I actually happened upon the enfig site after posting and wondered if there wasn't a better solution.
Now, hopefully the final question is about the "newer 5v plug and play".
I have a (Sirius) JVC KT-SR 2000 PnP. I wouldn't call it new as it is a few years old, it has what appears to be a 5v plug, (newer vs. older I would not know) also an audio in and of course antenna jack.
It certainly looks like it would work and would be nice to free up the old cell phone charger (or close the ashtray occasionally). If you could advise on the 5v issue that would be appreciated.
Thanks again.


----------



## [email protected] (Jan 26, 2006)

*Re: 02 Jetta Double or Single DIN? (yakwagon02)*

it appears that you have an older 12v radio, in that case for a power and audio adapter you will need this:
http://enfigcarstereo.com/shop....html
if you want just an audio input for your sirius radio, you can use this:
http://enfigcarstereo.com/shop....html
be sure to get a set of 4 radio removal keys which ever unit you choose


----------



## yakwagon02 (Jul 4, 2008)

*Re: 02 Jetta Double or Single DIN? ([email protected])*

OK, hopefully this will be my last volley before ordering.
You are right, now that I bother to look the back of the dock, it is a 12v plug. (looks just like the 5v)
I can't speak highly enough about the great assistance I have received. 
I'll add one point to the thread for posterity - since you'd have to buy another 9.99 RCA to 3.5mm adaptor to use the blitzsafe (unless it is included, or you move the home dock adaptor every time) the difference is not 40 but 30 bucks, which just makes it justifiable to ditch the cig-plug power and achieve VW interface perfection.
thanks again to John and Christian at Enfig.


----------



## Luke Bass (Jul 23, 2008)

*Re: 02 Jetta Double or Single DIN? (yakwagon02)*

Mind if I add a question on this?
I have the same 02 Jetta (actually very early model 03) with the same radio (eq knobs at the bottom). It is definetly 4 in. tall in the dash but crutchfield tells me that it does not fit a Double Din becouse of the mounts. They call it a Euro Din. 
How hard is it to mount a Double Din Radio in this car? Specificly I was looking at a Clarian DUZ385SAT.
Thanks
Luke


----------



## yakwagon02 (Jul 4, 2008)

*Re: 02 Jetta Double or Single DIN? (yakwagon02)*

Closing out this thread I started I wanted to say that Enfig steered me to the right Blitzsafe product, and although the instructions weren't very helpful (wrong page?), the removal and install was easy enough.
No more wires or cassettes! 
Thanks to VWVortex and Enfig. 
-Yakwagon02


----------



## trojanman22 (May 27, 2008)

*Re: 02 Jetta Double or Single DIN? (yakwagon02)*

i am a car audio installer for best buy and the ONLY way to get good sound is to get an FM direct adapter. best buy sells the, for 30 bucks. and its specifically for sirius.

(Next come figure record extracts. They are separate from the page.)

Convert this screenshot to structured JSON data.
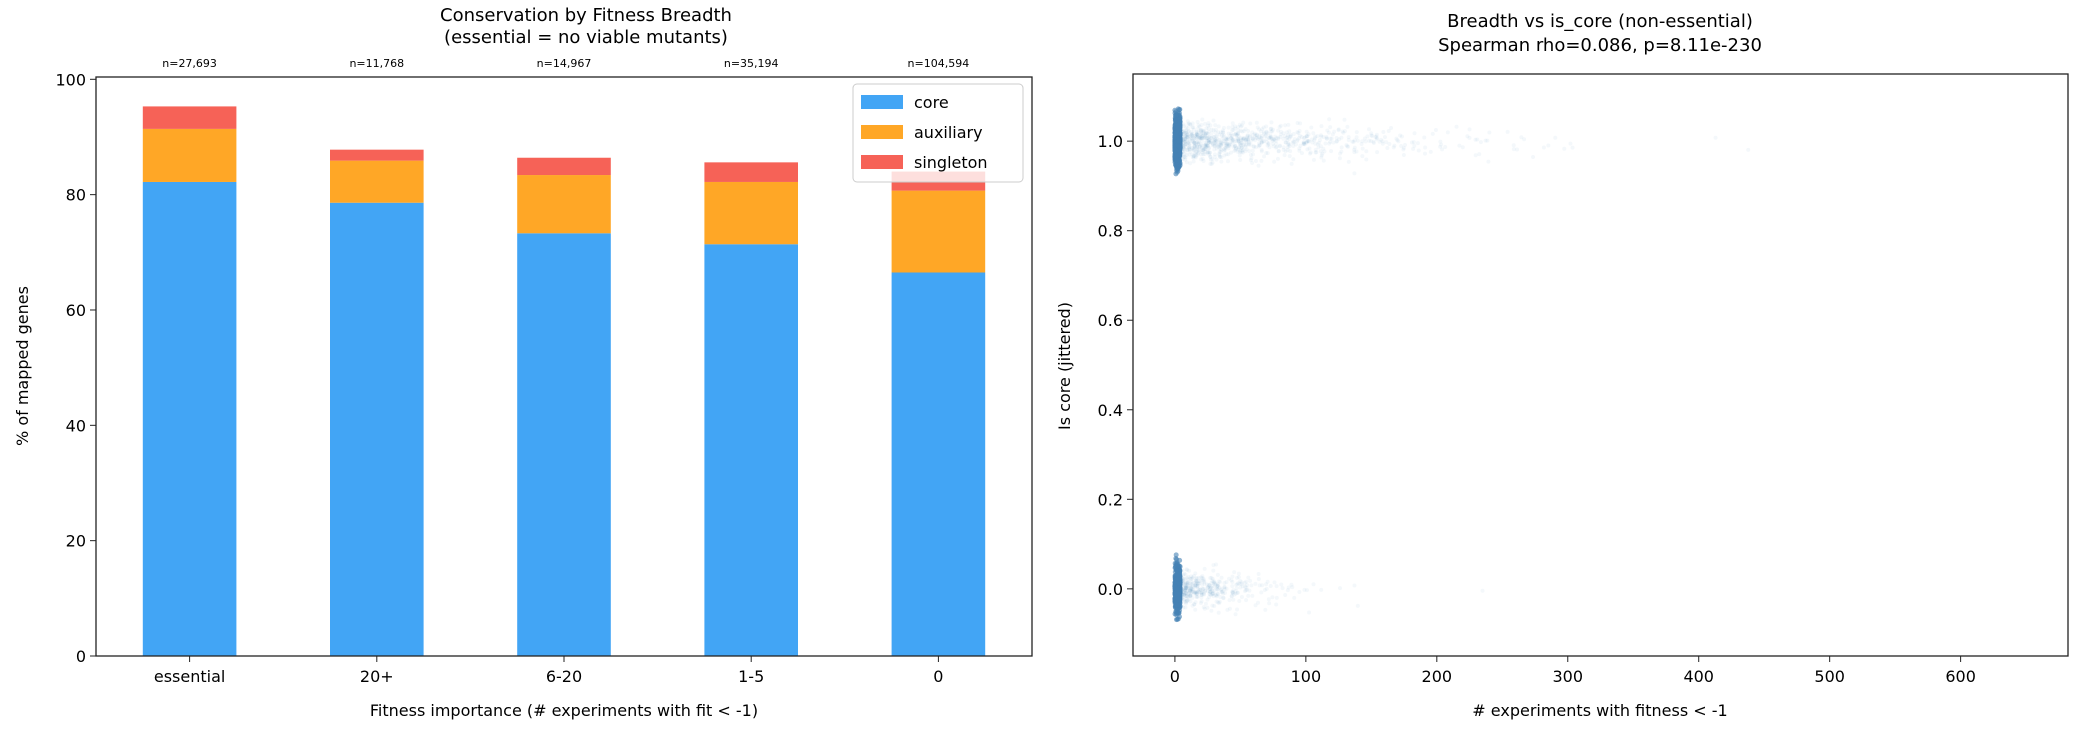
{
  "chart_data": [
    {
      "type": "bar",
      "stacked": true,
      "title": "Conservation by Fitness Breadth\n(essential = no viable mutants)",
      "title_lines": [
        "Conservation by Fitness Breadth",
        "(essential = no viable mutants)"
      ],
      "xlabel": "Fitness importance (# experiments with fit < -1)",
      "ylabel": "% of mapped genes",
      "categories": [
        "essential",
        "20+",
        "6-20",
        "1-5",
        "0"
      ],
      "count_labels": [
        "n=27,693",
        "n=11,768",
        "n=14,967",
        "n=35,194",
        "n=104,594"
      ],
      "series": [
        {
          "name": "core",
          "color": "#42a5f5",
          "values": [
            82.2,
            78.6,
            73.3,
            71.4,
            66.5
          ]
        },
        {
          "name": "auxiliary",
          "color": "#ffa726",
          "values": [
            9.2,
            7.3,
            10.1,
            10.8,
            14.2
          ]
        },
        {
          "name": "singleton",
          "color": "#f66257",
          "values": [
            3.9,
            1.9,
            3.0,
            3.4,
            3.3
          ]
        }
      ],
      "ylim": [
        0,
        100.4
      ],
      "yticks": [
        0,
        20,
        40,
        60,
        80,
        100
      ],
      "legend": "top-right",
      "grid": false
    },
    {
      "type": "scatter",
      "title": "Breadth vs is_core (non-essential)\nSpearman rho=0.086, p=8.11e-230",
      "title_lines": [
        "Breadth vs is_core (non-essential)",
        "Spearman rho=0.086, p=8.11e-230"
      ],
      "xlabel": "# experiments with fitness < -1",
      "ylabel": "Is core (jittered)",
      "xlim": [
        -32,
        682
      ],
      "ylim": [
        -0.15,
        1.15
      ],
      "xticks": [
        0,
        100,
        200,
        300,
        400,
        500,
        600
      ],
      "yticks": [
        "0.0",
        "0.2",
        "0.4",
        "0.6",
        "0.8",
        "1.0"
      ],
      "point_color": "#4682b4",
      "groups": [
        {
          "y": 1,
          "x_range": [
            0,
            600
          ],
          "note": "dense near x=0, sparse tail"
        },
        {
          "y": 0,
          "x_range": [
            0,
            270
          ],
          "note": "dense near x=0, sparse tail"
        }
      ],
      "grid": false
    }
  ]
}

VERY easy to install. you will need 2 antenna adapters. one will plug into the factory antenna plug which unplugs from the back of your radio. this will go into the hole in the fm adapter. the fm adapter will THEN have an antenna coming off of that that plugs into ANOTHER adapter which looks just like the factory antenna. plug that back into your radio. then it has an aux cable which plugs into your sirius radio. easy enough. to find out which antenna adapters you need just ask the installer at best buy when you go to pick up the fm direct adapter. any questions just PM me


----------